What’s Actually in Those Calories
A medium apple packs 25 grams of carbohydrates, 19 of which are naturally occurring sugars. The dominant sugar in apples is fructose, which accounts for roughly half the total sugar content. The rest is a mix of sucrose and a smaller amount of glucose. Sweeter varieties like Golden Delicious tend to have more fructose, while tart varieties like Granny Smith have less.
The remaining 6 grams of carbohydrates come mostly from fiber, with a medium apple providing about 3 grams. That fiber is a mix of soluble and insoluble types, including pectin, which slows digestion and helps you feel full longer. Pectin forms a gel-like substance in your gut that delays stomach emptying and smooths out blood sugar spikes after eating. This is one reason an apple tends to feel more satisfying than 95 calories of juice or candy.
Why the Skin Matters
Peeling an apple doesn’t dramatically change the calorie count, but it does strip away a significant chunk of the nutrition. Up to one-third of an apple’s total fiber sits in and just beneath the skin. A peeled apple also loses up to 115% of its vitamin C, 142% of its vitamin A, and 332% of its vitamin K compared to eating it with the skin on. If you’re eating apples for the fiber and fullness benefits, keeping the skin on makes a real difference.
How Apples Compare to Other Fruits
At 95 calories, a medium apple sits in the middle of the fruit calorie spectrum.
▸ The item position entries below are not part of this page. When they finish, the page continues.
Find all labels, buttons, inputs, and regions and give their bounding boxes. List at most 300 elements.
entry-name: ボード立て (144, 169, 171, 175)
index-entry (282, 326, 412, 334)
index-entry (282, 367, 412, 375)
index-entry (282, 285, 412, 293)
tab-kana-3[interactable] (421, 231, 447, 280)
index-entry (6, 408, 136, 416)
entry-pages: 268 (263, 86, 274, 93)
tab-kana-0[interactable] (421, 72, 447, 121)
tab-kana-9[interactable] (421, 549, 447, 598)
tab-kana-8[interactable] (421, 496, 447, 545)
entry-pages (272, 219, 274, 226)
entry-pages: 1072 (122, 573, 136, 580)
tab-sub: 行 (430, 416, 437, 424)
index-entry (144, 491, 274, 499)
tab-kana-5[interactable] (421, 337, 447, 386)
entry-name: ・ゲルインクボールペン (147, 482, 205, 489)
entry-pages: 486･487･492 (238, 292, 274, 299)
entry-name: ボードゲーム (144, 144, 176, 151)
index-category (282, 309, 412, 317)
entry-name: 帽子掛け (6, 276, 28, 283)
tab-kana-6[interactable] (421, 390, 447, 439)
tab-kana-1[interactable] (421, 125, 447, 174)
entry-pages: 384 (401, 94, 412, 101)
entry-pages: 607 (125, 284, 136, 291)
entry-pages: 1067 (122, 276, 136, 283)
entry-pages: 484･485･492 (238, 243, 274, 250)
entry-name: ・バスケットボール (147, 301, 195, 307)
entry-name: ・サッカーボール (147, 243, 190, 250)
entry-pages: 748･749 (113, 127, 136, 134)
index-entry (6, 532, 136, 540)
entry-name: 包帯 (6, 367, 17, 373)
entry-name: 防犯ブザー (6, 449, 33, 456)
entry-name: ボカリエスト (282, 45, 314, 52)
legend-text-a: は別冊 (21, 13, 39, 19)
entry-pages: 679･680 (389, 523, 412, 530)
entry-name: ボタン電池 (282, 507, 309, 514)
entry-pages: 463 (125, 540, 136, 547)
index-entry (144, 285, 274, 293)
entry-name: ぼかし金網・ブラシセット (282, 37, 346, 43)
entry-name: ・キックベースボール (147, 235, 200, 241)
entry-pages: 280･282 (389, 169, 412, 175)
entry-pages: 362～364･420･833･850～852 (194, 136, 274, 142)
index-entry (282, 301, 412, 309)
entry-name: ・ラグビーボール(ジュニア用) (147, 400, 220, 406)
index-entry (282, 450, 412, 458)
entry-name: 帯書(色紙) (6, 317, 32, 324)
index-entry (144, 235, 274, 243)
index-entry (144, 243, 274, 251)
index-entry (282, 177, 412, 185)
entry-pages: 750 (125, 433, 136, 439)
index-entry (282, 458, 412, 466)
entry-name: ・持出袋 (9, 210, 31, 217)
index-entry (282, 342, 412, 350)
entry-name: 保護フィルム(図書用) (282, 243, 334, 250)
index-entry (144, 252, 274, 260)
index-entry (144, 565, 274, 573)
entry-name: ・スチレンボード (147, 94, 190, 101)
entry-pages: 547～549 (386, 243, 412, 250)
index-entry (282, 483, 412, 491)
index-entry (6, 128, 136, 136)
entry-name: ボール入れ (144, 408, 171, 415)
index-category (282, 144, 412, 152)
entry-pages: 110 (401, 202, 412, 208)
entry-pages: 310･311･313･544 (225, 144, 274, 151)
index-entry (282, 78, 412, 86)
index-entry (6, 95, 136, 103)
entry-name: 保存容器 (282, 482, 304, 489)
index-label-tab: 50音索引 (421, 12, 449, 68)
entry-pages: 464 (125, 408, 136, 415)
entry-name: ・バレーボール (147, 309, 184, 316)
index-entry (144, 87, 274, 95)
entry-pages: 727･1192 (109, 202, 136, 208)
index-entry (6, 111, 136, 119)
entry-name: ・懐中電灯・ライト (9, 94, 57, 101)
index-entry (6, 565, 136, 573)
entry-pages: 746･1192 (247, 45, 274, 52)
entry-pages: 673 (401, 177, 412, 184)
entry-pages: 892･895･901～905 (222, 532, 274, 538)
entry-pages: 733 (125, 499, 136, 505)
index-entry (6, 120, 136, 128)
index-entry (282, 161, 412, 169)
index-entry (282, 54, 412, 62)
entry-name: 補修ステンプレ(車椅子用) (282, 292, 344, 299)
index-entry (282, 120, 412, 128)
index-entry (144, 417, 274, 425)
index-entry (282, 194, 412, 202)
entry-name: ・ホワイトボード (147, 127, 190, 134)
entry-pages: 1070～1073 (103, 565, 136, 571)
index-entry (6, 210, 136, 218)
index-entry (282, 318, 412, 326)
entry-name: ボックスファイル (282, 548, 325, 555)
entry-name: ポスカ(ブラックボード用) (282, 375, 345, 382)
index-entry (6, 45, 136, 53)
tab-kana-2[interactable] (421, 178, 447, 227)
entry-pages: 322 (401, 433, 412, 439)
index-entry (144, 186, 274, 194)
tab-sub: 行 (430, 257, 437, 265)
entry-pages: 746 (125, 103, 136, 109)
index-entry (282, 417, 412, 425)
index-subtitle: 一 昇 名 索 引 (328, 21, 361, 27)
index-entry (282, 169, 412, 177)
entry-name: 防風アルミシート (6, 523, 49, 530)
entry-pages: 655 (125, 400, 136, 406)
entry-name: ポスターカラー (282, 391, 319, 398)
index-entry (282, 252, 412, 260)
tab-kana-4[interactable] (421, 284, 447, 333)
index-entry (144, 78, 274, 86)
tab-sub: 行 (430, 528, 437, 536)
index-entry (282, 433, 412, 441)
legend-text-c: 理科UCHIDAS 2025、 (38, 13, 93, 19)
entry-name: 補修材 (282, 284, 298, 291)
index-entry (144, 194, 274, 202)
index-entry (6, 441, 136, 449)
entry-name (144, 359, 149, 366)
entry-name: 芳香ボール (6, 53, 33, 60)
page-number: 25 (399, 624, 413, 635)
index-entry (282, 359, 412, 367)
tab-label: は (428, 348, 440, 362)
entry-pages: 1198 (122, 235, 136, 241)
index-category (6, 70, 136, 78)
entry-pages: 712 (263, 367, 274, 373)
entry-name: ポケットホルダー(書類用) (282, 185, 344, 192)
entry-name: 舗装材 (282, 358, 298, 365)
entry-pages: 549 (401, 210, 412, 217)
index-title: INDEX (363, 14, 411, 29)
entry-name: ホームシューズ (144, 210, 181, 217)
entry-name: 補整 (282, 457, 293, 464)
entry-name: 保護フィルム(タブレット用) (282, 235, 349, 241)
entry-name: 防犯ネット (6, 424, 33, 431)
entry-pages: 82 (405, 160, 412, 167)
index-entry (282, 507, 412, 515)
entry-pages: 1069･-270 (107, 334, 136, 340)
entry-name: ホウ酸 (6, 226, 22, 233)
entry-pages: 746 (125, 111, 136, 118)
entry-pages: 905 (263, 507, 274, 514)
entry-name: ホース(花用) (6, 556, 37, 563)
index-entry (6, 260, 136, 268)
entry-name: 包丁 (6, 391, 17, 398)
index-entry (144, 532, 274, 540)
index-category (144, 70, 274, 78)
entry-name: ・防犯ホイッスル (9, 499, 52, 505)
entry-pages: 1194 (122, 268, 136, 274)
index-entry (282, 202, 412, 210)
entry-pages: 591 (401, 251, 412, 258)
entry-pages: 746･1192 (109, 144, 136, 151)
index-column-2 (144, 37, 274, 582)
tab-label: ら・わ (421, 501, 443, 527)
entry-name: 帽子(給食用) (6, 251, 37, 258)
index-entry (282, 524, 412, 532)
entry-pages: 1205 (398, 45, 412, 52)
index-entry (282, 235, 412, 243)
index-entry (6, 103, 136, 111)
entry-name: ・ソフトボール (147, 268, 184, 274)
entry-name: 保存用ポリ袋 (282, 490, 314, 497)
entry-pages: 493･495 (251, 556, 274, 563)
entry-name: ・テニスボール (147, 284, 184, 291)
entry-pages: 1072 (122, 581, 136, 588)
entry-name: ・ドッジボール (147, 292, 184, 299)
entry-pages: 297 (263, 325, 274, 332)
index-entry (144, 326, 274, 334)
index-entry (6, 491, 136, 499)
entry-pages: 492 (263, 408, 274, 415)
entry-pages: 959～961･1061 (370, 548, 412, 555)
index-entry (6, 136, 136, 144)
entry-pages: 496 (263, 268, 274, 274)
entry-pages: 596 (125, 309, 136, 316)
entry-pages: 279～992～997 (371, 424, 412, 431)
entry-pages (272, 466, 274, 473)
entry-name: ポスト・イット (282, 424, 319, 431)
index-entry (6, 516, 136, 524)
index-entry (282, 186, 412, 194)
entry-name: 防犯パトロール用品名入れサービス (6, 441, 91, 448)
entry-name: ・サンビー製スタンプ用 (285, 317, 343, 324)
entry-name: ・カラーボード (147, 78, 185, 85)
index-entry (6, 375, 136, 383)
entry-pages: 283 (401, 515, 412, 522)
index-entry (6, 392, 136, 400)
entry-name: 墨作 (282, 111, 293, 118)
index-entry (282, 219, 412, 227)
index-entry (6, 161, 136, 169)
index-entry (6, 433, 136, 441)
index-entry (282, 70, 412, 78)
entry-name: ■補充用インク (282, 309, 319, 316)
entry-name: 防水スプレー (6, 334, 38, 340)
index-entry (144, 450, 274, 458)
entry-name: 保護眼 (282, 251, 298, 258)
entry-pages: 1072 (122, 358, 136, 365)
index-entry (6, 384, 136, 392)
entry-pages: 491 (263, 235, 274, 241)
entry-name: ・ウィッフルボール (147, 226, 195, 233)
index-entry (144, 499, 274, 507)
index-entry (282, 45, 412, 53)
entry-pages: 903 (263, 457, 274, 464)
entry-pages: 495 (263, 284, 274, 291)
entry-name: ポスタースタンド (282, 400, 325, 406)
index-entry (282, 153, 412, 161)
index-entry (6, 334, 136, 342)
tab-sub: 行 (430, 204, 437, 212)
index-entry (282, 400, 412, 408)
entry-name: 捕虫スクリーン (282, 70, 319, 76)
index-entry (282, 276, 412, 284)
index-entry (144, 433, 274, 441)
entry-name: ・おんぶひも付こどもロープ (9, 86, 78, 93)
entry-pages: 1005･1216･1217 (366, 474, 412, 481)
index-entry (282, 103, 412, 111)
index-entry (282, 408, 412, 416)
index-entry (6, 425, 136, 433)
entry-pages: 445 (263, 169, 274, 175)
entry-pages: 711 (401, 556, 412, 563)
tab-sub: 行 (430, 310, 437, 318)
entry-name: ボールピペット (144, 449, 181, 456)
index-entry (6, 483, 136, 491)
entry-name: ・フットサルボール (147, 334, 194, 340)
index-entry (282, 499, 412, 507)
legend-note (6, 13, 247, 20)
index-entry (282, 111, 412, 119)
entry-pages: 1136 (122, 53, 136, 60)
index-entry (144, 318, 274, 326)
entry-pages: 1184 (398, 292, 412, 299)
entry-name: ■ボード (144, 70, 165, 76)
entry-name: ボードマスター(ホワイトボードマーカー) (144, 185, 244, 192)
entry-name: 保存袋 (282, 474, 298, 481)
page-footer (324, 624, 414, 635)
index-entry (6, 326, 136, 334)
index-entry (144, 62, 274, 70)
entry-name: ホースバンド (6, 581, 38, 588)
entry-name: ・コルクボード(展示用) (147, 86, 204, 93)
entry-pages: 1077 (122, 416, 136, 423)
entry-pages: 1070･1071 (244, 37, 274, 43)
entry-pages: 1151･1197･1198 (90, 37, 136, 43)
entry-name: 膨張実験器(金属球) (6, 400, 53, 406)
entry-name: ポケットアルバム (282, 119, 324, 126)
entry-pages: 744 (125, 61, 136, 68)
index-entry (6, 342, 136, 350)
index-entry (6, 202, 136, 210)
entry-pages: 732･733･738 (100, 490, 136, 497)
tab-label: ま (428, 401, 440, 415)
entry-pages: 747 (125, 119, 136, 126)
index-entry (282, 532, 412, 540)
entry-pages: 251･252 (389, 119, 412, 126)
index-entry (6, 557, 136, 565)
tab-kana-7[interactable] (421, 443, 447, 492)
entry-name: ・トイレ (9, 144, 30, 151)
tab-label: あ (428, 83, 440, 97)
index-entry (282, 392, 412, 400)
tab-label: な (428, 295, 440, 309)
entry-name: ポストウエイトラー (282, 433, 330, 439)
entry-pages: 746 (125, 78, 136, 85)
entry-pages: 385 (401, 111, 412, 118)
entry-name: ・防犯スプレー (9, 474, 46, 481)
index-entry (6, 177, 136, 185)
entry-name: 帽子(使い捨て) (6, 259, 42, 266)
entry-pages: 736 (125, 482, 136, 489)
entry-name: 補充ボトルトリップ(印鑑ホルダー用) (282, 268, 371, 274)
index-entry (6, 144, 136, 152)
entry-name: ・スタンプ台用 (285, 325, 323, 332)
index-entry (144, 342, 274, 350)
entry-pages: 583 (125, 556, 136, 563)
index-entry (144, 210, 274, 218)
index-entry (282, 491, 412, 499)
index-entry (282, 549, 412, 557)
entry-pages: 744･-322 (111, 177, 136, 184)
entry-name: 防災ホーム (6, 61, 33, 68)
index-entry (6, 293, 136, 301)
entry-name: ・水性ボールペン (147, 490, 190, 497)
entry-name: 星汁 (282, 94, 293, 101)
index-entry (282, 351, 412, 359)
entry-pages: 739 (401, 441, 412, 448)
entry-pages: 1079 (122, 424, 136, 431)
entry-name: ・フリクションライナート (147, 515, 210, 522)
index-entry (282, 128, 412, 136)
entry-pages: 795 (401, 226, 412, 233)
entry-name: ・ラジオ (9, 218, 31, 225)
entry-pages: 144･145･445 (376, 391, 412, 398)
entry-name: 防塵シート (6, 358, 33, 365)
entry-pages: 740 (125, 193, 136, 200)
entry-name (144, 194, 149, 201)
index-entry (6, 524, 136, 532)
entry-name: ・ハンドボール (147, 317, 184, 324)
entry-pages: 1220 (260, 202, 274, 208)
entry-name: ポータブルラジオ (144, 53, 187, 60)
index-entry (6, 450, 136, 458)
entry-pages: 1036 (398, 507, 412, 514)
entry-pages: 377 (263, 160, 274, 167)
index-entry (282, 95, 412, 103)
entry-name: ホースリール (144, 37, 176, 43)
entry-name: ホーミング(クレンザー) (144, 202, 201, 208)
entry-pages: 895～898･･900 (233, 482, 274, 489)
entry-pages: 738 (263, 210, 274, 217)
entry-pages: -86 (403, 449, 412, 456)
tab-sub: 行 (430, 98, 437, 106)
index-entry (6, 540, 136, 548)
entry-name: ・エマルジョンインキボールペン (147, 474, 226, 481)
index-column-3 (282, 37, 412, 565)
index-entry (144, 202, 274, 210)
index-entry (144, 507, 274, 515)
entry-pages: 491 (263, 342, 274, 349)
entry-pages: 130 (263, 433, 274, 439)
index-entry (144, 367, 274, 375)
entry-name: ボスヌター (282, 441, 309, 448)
A medium banana runs about 105 calories, a medium orange about 62, and a cup of grapes around 104. What sets the apple apart is its fiber-to-calorie ratio and its portability. Three grams of fiber for under 100 calories is a solid return, and the firm texture means you chew longer, which itself contributes to feeling satisfied.
Dried, Juiced, and Cooked Apples
How you prepare an apple changes the calorie picture significantly. A cup of apple juice contains about 114 calories but almost no fiber, so it won’t keep you full the way a whole apple does. Dried apple rings are even more calorie-dense: a cup of dried apples has roughly 209 calories because removing the water concentrates the sugars. Applesauce falls somewhere in between, with unsweetened varieties running about 100 calories per cup, though sweetened versions can hit 170 or more.
Baking or cooking an apple doesn’t change its calorie content on its own. The calories shift when you add butter, sugar, or pastry. A plain baked apple stays close to 95 calories, but one with brown sugar and butter can easily triple that.